18.         The dispute over the amount that was allegedly owed to the appellant's company from its dredging activities was the subject of other legal proceedings which came to an end before a full trial was held.  It is not permissible and is an abuse of process for the appellant to maintain these proceedings as, in effect, a continuation of those earlier proceedings.

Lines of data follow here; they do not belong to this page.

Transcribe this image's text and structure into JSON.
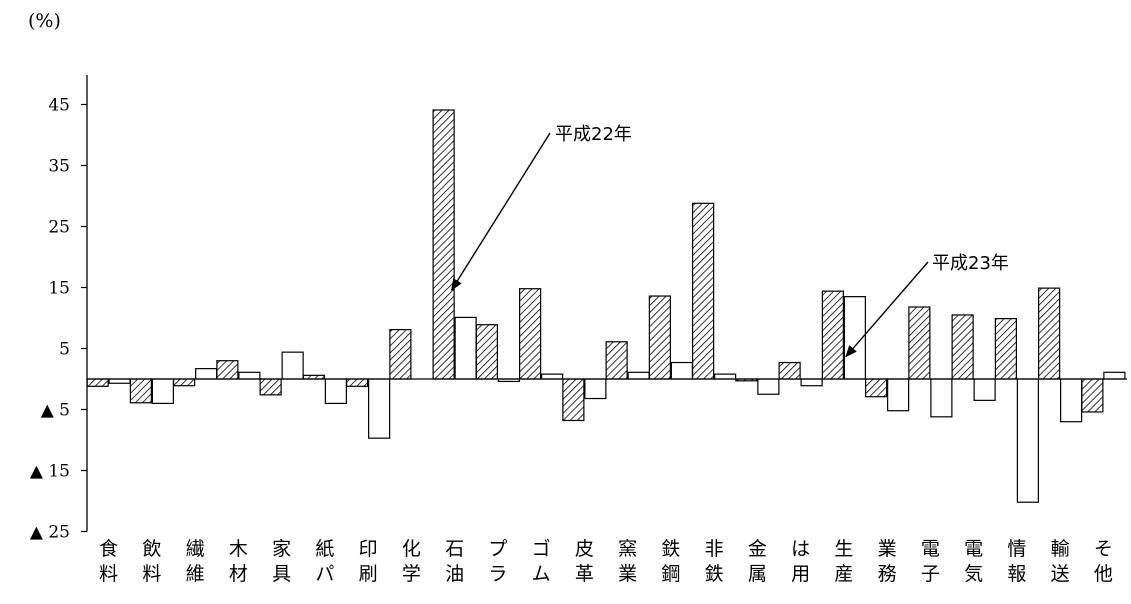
{
  "chart_data": {
    "type": "bar",
    "unit_label": "(%)",
    "categories": [
      [
        "食",
        "料"
      ],
      [
        "飲",
        "料"
      ],
      [
        "繊",
        "維"
      ],
      [
        "木",
        "材"
      ],
      [
        "家",
        "具"
      ],
      [
        "紙",
        "パ"
      ],
      [
        "印",
        "刷"
      ],
      [
        "化",
        "学"
      ],
      [
        "石",
        "油"
      ],
      [
        "プ",
        "ラ"
      ],
      [
        "ゴ",
        "ム"
      ],
      [
        "皮",
        "革"
      ],
      [
        "窯",
        "業"
      ],
      [
        "鉄",
        "鋼"
      ],
      [
        "非",
        "鉄"
      ],
      [
        "金",
        "属"
      ],
      [
        "は",
        "用"
      ],
      [
        "生",
        "産"
      ],
      [
        "業",
        "務"
      ],
      [
        "電",
        "子"
      ],
      [
        "電",
        "気"
      ],
      [
        "情",
        "報"
      ],
      [
        "輸",
        "送"
      ],
      [
        "そ",
        "他"
      ]
    ],
    "series": [
      {
        "name": "平成22年",
        "pattern": "hatched",
        "values": [
          -1.2,
          -3.9,
          -1.1,
          3.0,
          -2.6,
          0.6,
          -1.2,
          8.1,
          44.1,
          8.9,
          14.8,
          -6.8,
          6.1,
          13.6,
          28.8,
          -0.3,
          2.7,
          14.4,
          -2.9,
          11.8,
          10.5,
          9.9,
          14.9,
          -5.4
        ]
      },
      {
        "name": "平成23年",
        "pattern": "white",
        "values": [
          -0.7,
          -4.0,
          1.7,
          1.1,
          4.4,
          -4.0,
          -9.7,
          null,
          10.1,
          -0.4,
          0.8,
          -3.2,
          1.1,
          2.7,
          0.8,
          -2.5,
          -1.1,
          13.5,
          -5.2,
          -6.2,
          -3.5,
          -20.2,
          -7.0,
          1.1
        ]
      }
    ],
    "ylim": [
      -25,
      50
    ],
    "yticks": [
      {
        "value": 45,
        "label": "45"
      },
      {
        "value": 35,
        "label": "35"
      },
      {
        "value": 25,
        "label": "25"
      },
      {
        "value": 15,
        "label": "15"
      },
      {
        "value": 5,
        "label": "5"
      },
      {
        "value": -5,
        "label": "▲ 5"
      },
      {
        "value": -15,
        "label": "▲ 15"
      },
      {
        "value": -25,
        "label": "▲ 25"
      }
    ],
    "annotations": [
      {
        "text": "平成22年",
        "series": "平成22年",
        "category_index": 8
      },
      {
        "text": "平成23年",
        "series": "平成23年",
        "category_index": 17
      }
    ]
  }
}
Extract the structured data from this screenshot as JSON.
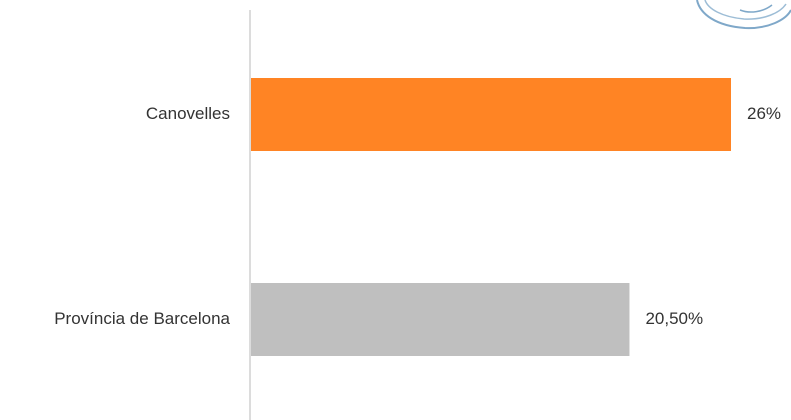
{
  "chart_data": {
    "type": "bar",
    "orientation": "horizontal",
    "categories": [
      "Canovelles",
      "Província de Barcelona"
    ],
    "values": [
      26,
      20.5
    ],
    "value_labels": [
      "26%",
      "20,50%"
    ],
    "colors": [
      "#FF8424",
      "#BFBFBF"
    ],
    "xlim": [
      0,
      26
    ],
    "grid": false,
    "legend": false
  },
  "logo": {
    "icon": "circular-emblem-icon",
    "color": "#7FA8C9"
  }
}
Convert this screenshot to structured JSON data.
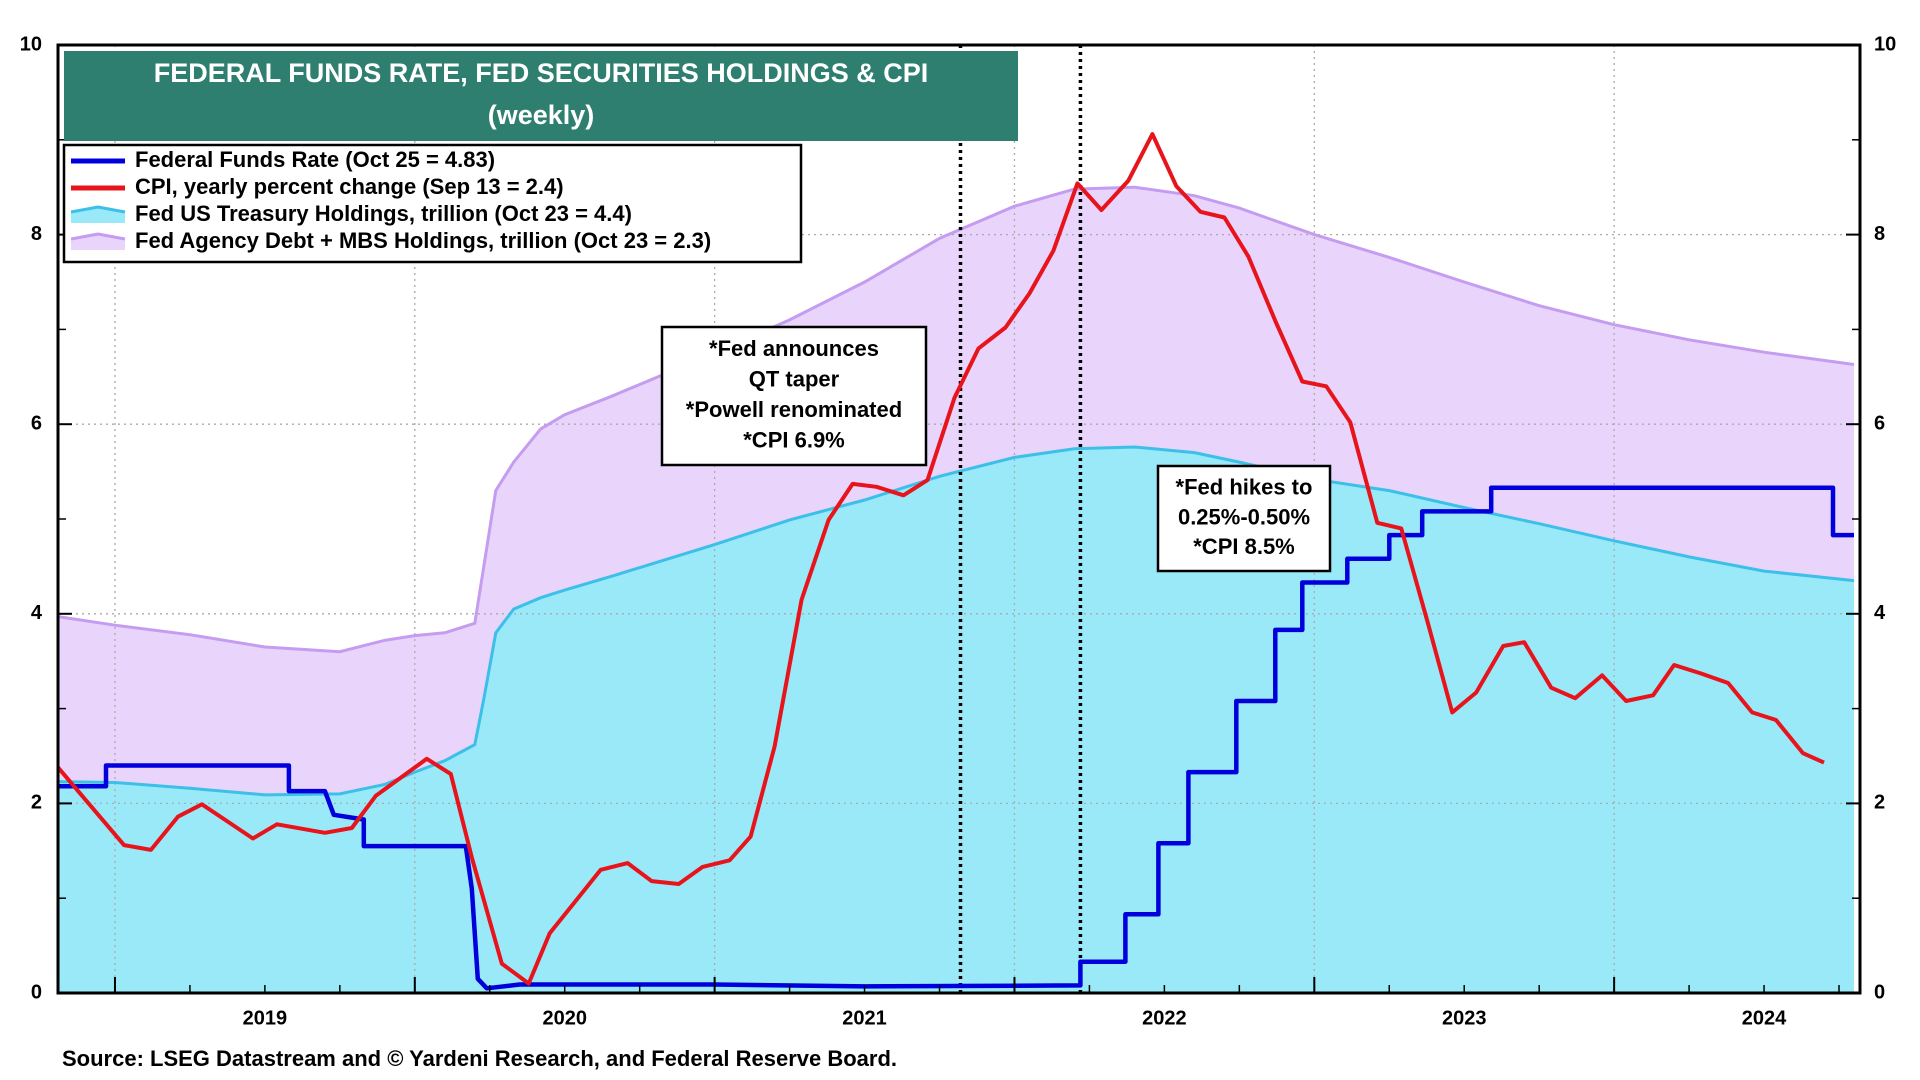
{
  "chart_data": {
    "type": "line",
    "title": "FEDERAL FUNDS RATE, FED SECURITIES HOLDINGS & CPI",
    "subtitle": "(weekly)",
    "source": "Source: LSEG Datastream and © Yardeni Research, and Federal Reserve Board.",
    "xlim": [
      2018.81,
      2024.82
    ],
    "xticks": [
      2019,
      2020,
      2021,
      2022,
      2023,
      2024
    ],
    "ylim": [
      0,
      10
    ],
    "yticks": [
      0,
      2,
      4,
      6,
      8,
      10
    ],
    "y2lim": [
      0,
      10
    ],
    "y2ticks": [
      0,
      2,
      4,
      6,
      8,
      10
    ],
    "grid": true,
    "legend": "upper left",
    "vlines": [
      2021.82,
      2022.22
    ],
    "annotations": [
      {
        "lines": [
          "*Fed announces",
          "QT taper",
          "*Powell renominated",
          "*CPI 6.9%"
        ]
      },
      {
        "lines": [
          "*Fed hikes to",
          "0.25%-0.50%",
          "*CPI 8.5%"
        ]
      }
    ],
    "series": [
      {
        "name": "Federal Funds Rate (Oct 25 = 4.83)",
        "kind": "line",
        "color": "#0000dd",
        "x": [
          2018.81,
          2018.97,
          2018.97,
          2019.58,
          2019.58,
          2019.7,
          2019.73,
          2019.83,
          2019.83,
          2020.17,
          2020.19,
          2020.21,
          2020.24,
          2020.35,
          2021.0,
          2021.5,
          2022.22,
          2022.22,
          2022.37,
          2022.37,
          2022.48,
          2022.48,
          2022.58,
          2022.58,
          2022.74,
          2022.74,
          2022.87,
          2022.87,
          2022.96,
          2022.96,
          2023.11,
          2023.11,
          2023.25,
          2023.25,
          2023.36,
          2023.36,
          2023.59,
          2023.59,
          2024.73,
          2024.73,
          2024.8
        ],
        "values": [
          2.18,
          2.18,
          2.4,
          2.4,
          2.13,
          2.13,
          1.88,
          1.83,
          1.55,
          1.55,
          1.1,
          0.15,
          0.05,
          0.09,
          0.09,
          0.07,
          0.08,
          0.33,
          0.33,
          0.83,
          0.83,
          1.58,
          1.58,
          2.33,
          2.33,
          3.08,
          3.08,
          3.83,
          3.83,
          4.33,
          4.33,
          4.58,
          4.58,
          4.83,
          4.83,
          5.08,
          5.08,
          5.33,
          5.33,
          4.83,
          4.83
        ]
      },
      {
        "name": "CPI, yearly percent change (Sep 13 = 2.4)",
        "kind": "line",
        "color": "#e8141c",
        "x": [
          2018.81,
          2019.03,
          2019.12,
          2019.21,
          2019.29,
          2019.38,
          2019.46,
          2019.54,
          2019.7,
          2019.79,
          2019.87,
          2020.04,
          2020.12,
          2020.19,
          2020.29,
          2020.38,
          2020.45,
          2020.62,
          2020.71,
          2020.79,
          2020.88,
          2020.96,
          2021.05,
          2021.12,
          2021.2,
          2021.29,
          2021.38,
          2021.46,
          2021.54,
          2021.63,
          2021.71,
          2021.8,
          2021.88,
          2021.97,
          2022.05,
          2022.13,
          2022.21,
          2022.29,
          2022.38,
          2022.46,
          2022.54,
          2022.62,
          2022.7,
          2022.78,
          2022.87,
          2022.96,
          2023.04,
          2023.12,
          2023.21,
          2023.29,
          2023.38,
          2023.46,
          2023.54,
          2023.63,
          2023.7,
          2023.79,
          2023.87,
          2023.96,
          2024.04,
          2024.13,
          2024.2,
          2024.29,
          2024.38,
          2024.46,
          2024.54,
          2024.63,
          2024.7
        ],
        "values": [
          2.38,
          1.56,
          1.51,
          1.86,
          1.99,
          1.8,
          1.63,
          1.78,
          1.69,
          1.74,
          2.08,
          2.47,
          2.31,
          1.43,
          0.31,
          0.1,
          0.63,
          1.3,
          1.37,
          1.18,
          1.15,
          1.33,
          1.4,
          1.65,
          2.6,
          4.15,
          4.99,
          5.37,
          5.34,
          5.25,
          5.41,
          6.28,
          6.8,
          7.02,
          7.38,
          7.83,
          8.54,
          8.26,
          8.57,
          9.06,
          8.51,
          8.24,
          8.18,
          7.77,
          7.09,
          6.45,
          6.4,
          6.02,
          4.96,
          4.9,
          3.89,
          2.96,
          3.17,
          3.66,
          3.7,
          3.22,
          3.11,
          3.35,
          3.08,
          3.14,
          3.46,
          3.37,
          3.27,
          2.96,
          2.88,
          2.53,
          2.43
        ]
      },
      {
        "name": "Fed US Treasury Holdings, trillion (Oct 23 = 4.4)",
        "kind": "area",
        "color": "#9ae9f9",
        "line_color": "#3cbfe8",
        "x": [
          2018.81,
          2019.0,
          2019.25,
          2019.5,
          2019.75,
          2019.9,
          2020.0,
          2020.1,
          2020.2,
          2020.23,
          2020.27,
          2020.33,
          2020.42,
          2020.5,
          2020.66,
          2021.0,
          2021.25,
          2021.5,
          2021.75,
          2022.0,
          2022.2,
          2022.4,
          2022.6,
          2022.75,
          2023.0,
          2023.25,
          2023.5,
          2023.75,
          2024.0,
          2024.25,
          2024.5,
          2024.8
        ],
        "values": [
          2.23,
          2.22,
          2.16,
          2.09,
          2.1,
          2.2,
          2.33,
          2.45,
          2.62,
          3.1,
          3.8,
          4.05,
          4.17,
          4.25,
          4.4,
          4.73,
          4.99,
          5.2,
          5.45,
          5.65,
          5.74,
          5.76,
          5.7,
          5.6,
          5.42,
          5.3,
          5.12,
          4.95,
          4.77,
          4.6,
          4.45,
          4.35
        ]
      },
      {
        "name": "Fed Agency Debt + MBS Holdings, trillion (Oct 23 = 2.3)",
        "kind": "area",
        "color": "#e9d5fc",
        "line_color": "#c49cf0",
        "x": [
          2018.81,
          2019.0,
          2019.25,
          2019.5,
          2019.75,
          2019.9,
          2020.0,
          2020.1,
          2020.2,
          2020.23,
          2020.27,
          2020.33,
          2020.42,
          2020.5,
          2020.66,
          2021.0,
          2021.25,
          2021.5,
          2021.75,
          2022.0,
          2022.2,
          2022.4,
          2022.6,
          2022.75,
          2023.0,
          2023.25,
          2023.5,
          2023.75,
          2024.0,
          2024.25,
          2024.5,
          2024.8
        ],
        "values": [
          1.74,
          1.66,
          1.62,
          1.56,
          1.5,
          1.52,
          1.44,
          1.35,
          1.28,
          1.4,
          1.5,
          1.55,
          1.78,
          1.85,
          1.9,
          2.02,
          2.11,
          2.3,
          2.51,
          2.65,
          2.74,
          2.74,
          2.71,
          2.68,
          2.58,
          2.46,
          2.38,
          2.3,
          2.28,
          2.29,
          2.31,
          2.28
        ]
      }
    ]
  }
}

19.         When considering a motion to strike out proceedings on the grounds that they are frivolous and/or vexatious, the role of the court is clear.  It is not for the court to analyse, parse or interpret the pleadings with a view to identifying a cause of action.  As was stated by McGovern J. in Doherty v Minister for Justice, Equality & Ors. [2007] IEHC 246: -

"Where the extent of the scandalous or vexatious pleading ... is sufficiently gross and extensive, it seems to me that it is not the function of the court to sift through the material in the statement of claim to see if, perhaps, somewhere within it, a claim can be found in the proper forum.  The court is entitled to have regard to the document as a whole.  There might well be cases where there is an isolated pleading here or there which may be scandalous or vexatious, but the greater part of the document contains pleadings in a proper form.  In those cases, the courts can strike out the offending portions of the pleadings.  But that is not the case here."

20.         It may be that having considered the proceedings, the claim could be "rescued" by an appropriate amendment.  This is not the case here.  No clear amendment was proposed by the appellant.  Had such an amendment been proposed, the court would have to be careful to ensure that such amendment was not, in effect, bringing a new cause of action which would be met by a Statute of Limitations defence.

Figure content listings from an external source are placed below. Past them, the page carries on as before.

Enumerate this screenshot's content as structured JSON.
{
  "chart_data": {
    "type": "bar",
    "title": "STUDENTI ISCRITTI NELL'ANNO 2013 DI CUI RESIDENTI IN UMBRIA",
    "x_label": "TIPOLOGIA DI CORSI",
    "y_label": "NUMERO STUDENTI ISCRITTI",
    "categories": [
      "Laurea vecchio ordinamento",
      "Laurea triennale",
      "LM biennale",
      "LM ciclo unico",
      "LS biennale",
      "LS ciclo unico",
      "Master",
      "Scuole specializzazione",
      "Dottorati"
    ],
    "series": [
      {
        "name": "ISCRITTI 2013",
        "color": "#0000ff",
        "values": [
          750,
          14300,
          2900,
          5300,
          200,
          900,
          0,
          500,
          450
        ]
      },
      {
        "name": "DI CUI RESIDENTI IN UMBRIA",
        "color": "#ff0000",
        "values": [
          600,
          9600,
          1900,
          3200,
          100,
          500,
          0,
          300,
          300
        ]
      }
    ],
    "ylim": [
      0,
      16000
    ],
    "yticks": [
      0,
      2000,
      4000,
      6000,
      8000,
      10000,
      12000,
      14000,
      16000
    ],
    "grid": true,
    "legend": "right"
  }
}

21.         Another aspect of these proceedings is of concern.  The role of the courts is to resolve disputes and to enforce or vindicate legal rights.  The courts and legal proceedings must not be used to threaten or intimidate people.  There is much evidence that this is the case here, as evidenced by the correspondence referred to above.  I am satisfied that the appellant (who is a director of a company) fully knows and understands the basic legal principle that an incorporated company has a separate legal identity to that of its members.  I am also fully satisfied that the appellant knows and understands that any monies that may be due for the dredging works at Dingle Harbour were owed to the company he controls and not to himself personally.  It is also the case that the appellant had legal advice available to him and so ought to have been fully aware that any legal disputes arising from his family difficulties could have been properly litigated. 

22.         Notwithstanding all of the above, the appellant instituted these legal proceedings, which are a clear abuse of process, which have resulted both in the respondents incurring considerable expense and the unnecessary use of valuable court time.  This is compounded by the fact that the appellant engaged in intimidatory correspondence with the Chief State Solicitors Office and wrongfully attempted to subject the staff of the Central Office to a Garda investigation.

Conclusion: -

23.         By reason of the foregoing, I will dismiss the appeals herein.  As for costs, the provisional view of the court is that as the respondents have been entirely successful an order for costs will be made against the appellant.  Should the appellant wish to contest this order he may do so by filing written legal submissions (not to exceed 1,000 words) within 14 days of the date hereof and the respondents may reply by written legal submissions (also not to exceed 1,000 words) within 14 days thereafter. 

24.         Faherty and Pilkington JJ. have authorised me to record their agreement with this judgment.